Trotz dieses Trends warnt der VCÖ vor falscher Entwarnung. Der Verkehrssektor liegt weiterhin deutlich über dem Niveau von 1990: Damals verursachte der Verkehr 13,8 Millionen Tonnen CO₂, heute sind es um rund ein Drittel mehr. „Die Emissionen sinken zu langsam, um die Klimaziele zu erreichen“, heißt es von der Mobilitätsorganisation.
Besonders deutlich ging im Vorjahr der Dieselverbrauch zurück – um rund fünf Prozent. Der Benzinverbrauch stieg hingegen leicht um 0,8 Prozent. Insgesamt führte der geringere Spritverbrauch zu sinkenden Emissionen. In der österreichischen CO₂-Bilanz enthalten ist dabei der innerösterreichische Flugverkehr, nicht jedoch internationale Flüge ab österreichischen Flughäfen.

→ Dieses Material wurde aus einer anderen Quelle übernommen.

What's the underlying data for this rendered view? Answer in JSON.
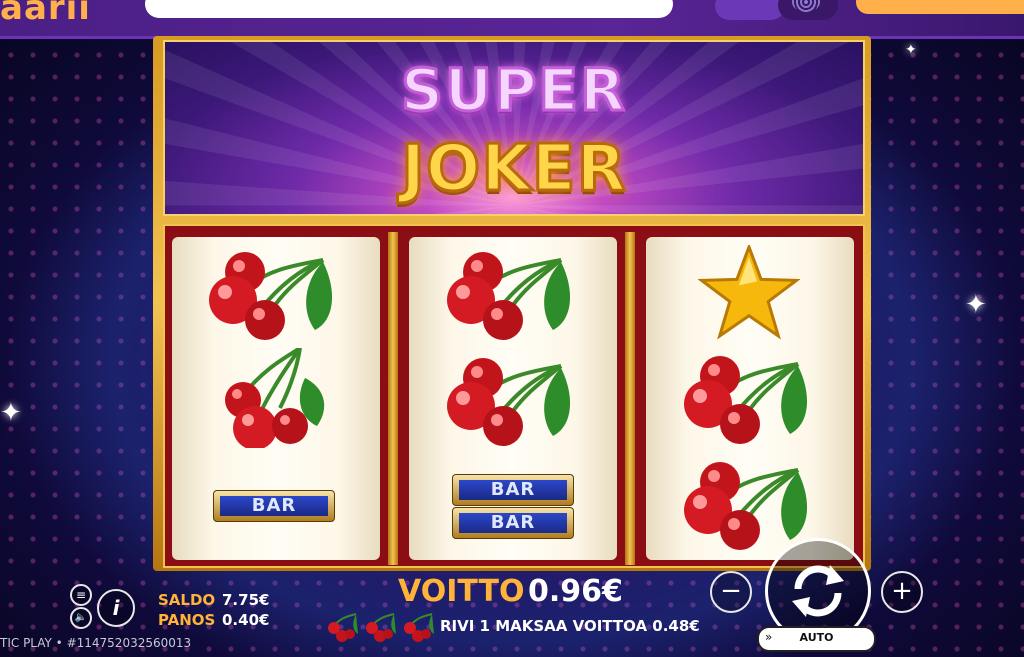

Zu den Ursachen zählt der VCÖ vor allem den wachsenden Anteil elektrischer Fahrzeuge. Die Zahl der Elektro-Pkw stieg 2025 um fast 54.000 auf rund 254.000 Fahrzeuge, während gleichzeitig etwa 95.000 Diesel-Pkw weniger zugelassen waren. Auch Elektro-Lkw und -Busse gewinnen an Bedeutung. Zusätzlich legte der Bahnverkehr weiter zu: Der Rekordwert von 15 Milliarden Personenkilometern aus dem Jahr 2024 wurde im Vorjahr erneut übertroffen. Der Lkw-Verkehr stagnierte, was ebenfalls den Dieselverbrauch dämpfte.
Im Vergleich zu anderen Sektoren bleibt der Verkehr jedoch das große Problem der österreichischen Klimapolitik. Industrie, Energie und Gebäude konnten ihre Emissionen seit 1990 deutlich reduzieren, während der Verkehr heute mehr Treibhausgase verursacht als vor 35 Jahren. Der VCÖ sieht darin einen klaren Handlungsauftrag.
„Wenn der Treibstoffverbrauch im Verkehr rascher sinkt, profitieren nicht nur das Klima, sondern auch Haushalte und Wirtschaft – und Österreich wird unabhängiger von teuren Erdölimporten“, betont die Organisation.
Aus Sicht des VCÖ braucht es dafür ein umfassendes Maßnahmenpaket. Verkehrsexperte Michael Schwendinger spricht von einem „Triple-A“ des Klimaschutzes: mehr Angebote, mehr Anreize und mehr Anerkennung für klimafreundliche Mobilität. Konkret fordert der VCÖ ein dichteres Öffi-Netz, mehr Bahn- und Busverbindungen, einen rascheren Ausbau der Radinfrastruktur sowie gezielte Anreize für den Umstieg auf öffentliche Verkehrsmittel, Fahrrad und Fahrgemeinschaften – etwa durch Mobilitätsmanagement im Pendelverkehr.
Als kurzfristig wirksame Maßnahme nennt der VCÖ zudem niedrigere Tempolimits, die nicht nur CO₂-Emissionen senken, sondern auch schwere Verkehrsunfälle reduzieren und Menschenleben retten könnten.